Aucun d'entre eux n'avait jamais fait pousser de plantes, mais plusieurs en avaient observé suffisamment pour savoir qu'elles avaient besoin d'eau tous les jours. Claustro répétait qu'à Semi, son village natal, c'étaient les tomates qui demandaient le plus d'eau. Cela reposait la question de celle qui coulait sous la Montagne. Eux-mêmes ne pouvant pas la consommer, les plantes le pourraient-elles ? Le cuistot avait été ébranlé par leurs révélations sur la rivière. La découverte de ses origines lui donnait un goût encore plus amer. Il avait cessé de faire du zé. Ses essais sur la troisième eau étaient en cours dans ses cuves, il espérait maintenant qu'il finirait par en sortir de l'eau pure. Calife se rappela le sourire hilare de la fille, presque un mois plus tôt dans ce bureau, quand elle lui avait annoncé que le cuistot finirait par en venir à cette évidence. Lui-même n'aurait jamais osé imaginer une telle chose. La purification des eaux nécessitait des compétences et du matériel dont peu de villes dans le désert pouvaient se doter. La fille, elle, était munie d'une confiance sans bornes et ne reculait devant aucun obstacle. Elle promit à Claustro de l'aider dans sa tâche. Si la Montagne avait sa source d'eau propre, elle pouvait devenir une oasis.

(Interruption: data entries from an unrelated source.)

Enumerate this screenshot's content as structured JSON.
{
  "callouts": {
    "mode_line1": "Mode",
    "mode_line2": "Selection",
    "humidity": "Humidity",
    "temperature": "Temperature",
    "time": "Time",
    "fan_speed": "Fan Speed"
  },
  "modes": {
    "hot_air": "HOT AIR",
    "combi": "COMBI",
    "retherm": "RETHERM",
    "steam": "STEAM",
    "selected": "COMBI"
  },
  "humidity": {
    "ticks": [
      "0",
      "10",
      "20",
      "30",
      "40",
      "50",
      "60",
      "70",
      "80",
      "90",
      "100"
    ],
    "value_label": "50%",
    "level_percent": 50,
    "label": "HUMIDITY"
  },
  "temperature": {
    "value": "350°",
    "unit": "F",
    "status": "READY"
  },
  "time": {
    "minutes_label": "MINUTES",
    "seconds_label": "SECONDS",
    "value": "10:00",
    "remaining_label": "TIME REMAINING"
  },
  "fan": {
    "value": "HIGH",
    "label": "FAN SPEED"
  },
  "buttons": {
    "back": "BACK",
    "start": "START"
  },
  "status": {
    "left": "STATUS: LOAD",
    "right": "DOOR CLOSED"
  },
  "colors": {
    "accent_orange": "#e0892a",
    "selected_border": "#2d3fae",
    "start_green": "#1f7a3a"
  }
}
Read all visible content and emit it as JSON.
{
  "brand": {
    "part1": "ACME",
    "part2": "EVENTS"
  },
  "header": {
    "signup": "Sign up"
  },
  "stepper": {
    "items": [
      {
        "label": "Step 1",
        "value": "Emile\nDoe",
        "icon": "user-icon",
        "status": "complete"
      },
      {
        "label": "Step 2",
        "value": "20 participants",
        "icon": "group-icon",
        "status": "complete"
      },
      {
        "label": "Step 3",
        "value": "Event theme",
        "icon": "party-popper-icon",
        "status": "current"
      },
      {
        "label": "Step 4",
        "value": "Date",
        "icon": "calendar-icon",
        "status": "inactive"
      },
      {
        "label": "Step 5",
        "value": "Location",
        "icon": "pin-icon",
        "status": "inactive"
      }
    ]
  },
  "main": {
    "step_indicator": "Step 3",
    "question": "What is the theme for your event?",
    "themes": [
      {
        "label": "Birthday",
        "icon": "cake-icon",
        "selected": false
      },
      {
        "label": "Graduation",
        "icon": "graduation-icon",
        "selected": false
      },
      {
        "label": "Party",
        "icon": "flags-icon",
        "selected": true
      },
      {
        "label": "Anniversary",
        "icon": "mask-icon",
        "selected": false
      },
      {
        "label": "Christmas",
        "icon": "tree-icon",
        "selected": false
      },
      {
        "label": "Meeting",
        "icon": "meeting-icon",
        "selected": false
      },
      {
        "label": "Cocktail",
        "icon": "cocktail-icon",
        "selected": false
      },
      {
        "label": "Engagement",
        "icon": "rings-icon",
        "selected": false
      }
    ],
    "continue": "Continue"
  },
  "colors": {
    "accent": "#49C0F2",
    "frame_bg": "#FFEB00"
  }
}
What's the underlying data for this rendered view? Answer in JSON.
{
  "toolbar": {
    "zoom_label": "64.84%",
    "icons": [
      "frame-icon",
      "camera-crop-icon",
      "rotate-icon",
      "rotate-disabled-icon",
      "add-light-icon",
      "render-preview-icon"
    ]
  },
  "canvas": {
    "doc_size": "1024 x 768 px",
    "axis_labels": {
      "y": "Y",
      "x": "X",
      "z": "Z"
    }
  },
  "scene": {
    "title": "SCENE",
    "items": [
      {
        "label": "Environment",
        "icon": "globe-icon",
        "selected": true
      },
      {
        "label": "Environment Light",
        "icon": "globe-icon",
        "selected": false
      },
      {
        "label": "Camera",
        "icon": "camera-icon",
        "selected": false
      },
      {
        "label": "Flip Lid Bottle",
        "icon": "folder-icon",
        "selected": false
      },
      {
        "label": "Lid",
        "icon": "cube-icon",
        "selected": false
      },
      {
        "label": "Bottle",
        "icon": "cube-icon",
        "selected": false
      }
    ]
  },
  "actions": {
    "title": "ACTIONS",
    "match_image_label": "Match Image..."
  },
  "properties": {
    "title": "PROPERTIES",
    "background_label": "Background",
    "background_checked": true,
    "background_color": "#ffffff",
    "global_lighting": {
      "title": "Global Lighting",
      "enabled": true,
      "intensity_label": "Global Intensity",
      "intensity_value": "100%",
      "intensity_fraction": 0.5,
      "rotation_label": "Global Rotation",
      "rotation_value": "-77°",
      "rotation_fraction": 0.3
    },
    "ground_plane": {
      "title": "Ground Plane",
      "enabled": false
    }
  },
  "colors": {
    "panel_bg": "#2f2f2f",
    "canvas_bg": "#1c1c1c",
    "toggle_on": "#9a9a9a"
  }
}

Pour autant, pas question de la recouvrir de verts pâturages, elle devait préserver son invisibilité de sable et garder son eau confidentielle. Et là, les serres qu'ils avaient ramenées de Valentine II étaient très intéressantes.

Elles étaient constituée d'une structure en acier, d'un système de ventilation performant et d'un tissu de couverture traité pour pouvoir rejeter les rayons du soleil, ne laissant passer que ce qui convenait à l'éclosion et la croissance de la vie. Tout comme la vitre qui surplombait l'Atelier, ces toiles étaient destinées à être progressivement recouvertes par le sable pour pouvoir atteindre leur pleine efficacité, ce qui assurait également leur camouflage. Ils possédaient ainsi sept serres complètes.

La fille avait eu quelques occasions de se promener au-dessus de la Montagne, elle affirma avoir déjà trouvé les emplacements qui convenaient. Franchement difficile d'accès, il s'agissait d'une succession de vastes paliers quasiment plans, au cœur du tas de rocs. Après quelques travaux, ils pourraient y installer cinq serres, sur cinq niveaux différents, pour une surface de cinq-cents mètres carrés. Le premier palier se trouvait à plus de trente-cinq mètres au-dessus du sol, dissimulé derrière des parois plus hautes encore. Par excès de prudence, il fut demandé à Net de munir la Montagne d'un système de détection des intrus dans sa partie aérienne.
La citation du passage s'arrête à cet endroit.